Integrating Albumentations with Torchvision returns `KeyError`

I was using torchvision transforms before and now instead I want to try Albumentations
transforms but I am getting an error when trying to visualize my agumentations


def data_transforms(phase):
    if phase == TRAIN:
        transform = A.Compose([
            A.Resize(height=256,width=256),
            A.CenterCrop(height=224,width=224),
            
        ])
        
    if phase == VAL:
        transform = A.Compose([
            A.Resize(height=256,width=256),
            A.CenterCrop(height=224,width=224),
            A.Normalize(mean=(0.485, 0.456, 0.406), std=(0.229, 0.224, 0.225)),
            ToTensorV2(),
        ])
    
    if phase == TEST:
        transform = A.Compose([
            A.Resize(height=256,width=256),
            A.CenterCrop(height=224,width=224),
            A.Normalize(mean=(0.485, 0.456, 0.406), std=(0.229, 0.224, 0.225)),
            ToTensorV2(),
        ])        
        
    return transform

image_datasets = {x: datasets.ImageFolder(os.path.join(data_dir, x), data_transforms(x)) 
                  for x in [TRAIN, VAL, TEST]}

dataloaders = {TRAIN: torch.utils.data.DataLoader(image_datasets[TRAIN], batch_size=config['train_batch'], shuffle=True), 
              VAL: torch.utils.data.DataLoader(image_datasets[VAL], batch_size=config['val_batch']), 
              TEST: torch.utils.data.DataLoader(image_datasets[TEST], batch_size = config['test_batch'])}

My visualize function :

def imshow(inp, title=None):
    inp = inp.numpy().transpose((1, 2, 0))
    mean = np.array([0.485, 0.456, 0.406])
    std = np.array([0.229, 0.224, 0.225])
    inp = std * inp + mean
    inp = np.clip(inp, 0, 1)
    plt.imshow(inp)
    if title is not None:
        plt.title(title)
    plt.pause(0.001)  


inputs, classes = next(iter(dataloaders[TRAIN])) # Error In this line
out = torchvision.utils.make_grid(inputs)
imshow(out, title=[class_names[x] for x in classes])

Error :

KeyError: 'You have to pass data to augmentations as named arguments, for example: aug(image=image)'

Do I need to do something like this ?

inputs, classes = next(iter(dataloaders[TRAIN], agumentations = data_transforms)) 

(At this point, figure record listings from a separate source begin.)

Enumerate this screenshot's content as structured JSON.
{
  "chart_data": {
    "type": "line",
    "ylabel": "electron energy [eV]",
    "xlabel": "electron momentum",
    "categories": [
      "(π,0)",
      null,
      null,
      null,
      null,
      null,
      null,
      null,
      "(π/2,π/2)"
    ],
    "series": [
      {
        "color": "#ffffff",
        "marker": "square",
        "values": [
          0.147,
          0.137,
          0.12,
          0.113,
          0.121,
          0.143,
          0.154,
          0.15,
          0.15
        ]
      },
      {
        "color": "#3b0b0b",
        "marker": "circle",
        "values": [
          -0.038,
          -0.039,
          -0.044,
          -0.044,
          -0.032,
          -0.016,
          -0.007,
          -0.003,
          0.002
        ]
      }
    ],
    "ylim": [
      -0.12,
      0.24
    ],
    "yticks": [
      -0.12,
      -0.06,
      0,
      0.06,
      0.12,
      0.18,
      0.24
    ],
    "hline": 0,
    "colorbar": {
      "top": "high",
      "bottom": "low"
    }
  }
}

For anyone who get the same error :

you can use functools.partial to wrap transforms or lambda or can do this

class Transforms:
    def __init__(self, transforms: A.Compose):
        self.transforms = transforms

    def __call__(self, img, *args, **kwargs):
        return self.transforms(image=np.array(img))

as mentioned here : https://github.com/albumentations-team/albumentations/issues/879

Or override the pytorch ImageFolder class and pass sample = self.transform(image=np.array(sample))["image"] in the def __getitem__ to get same job done!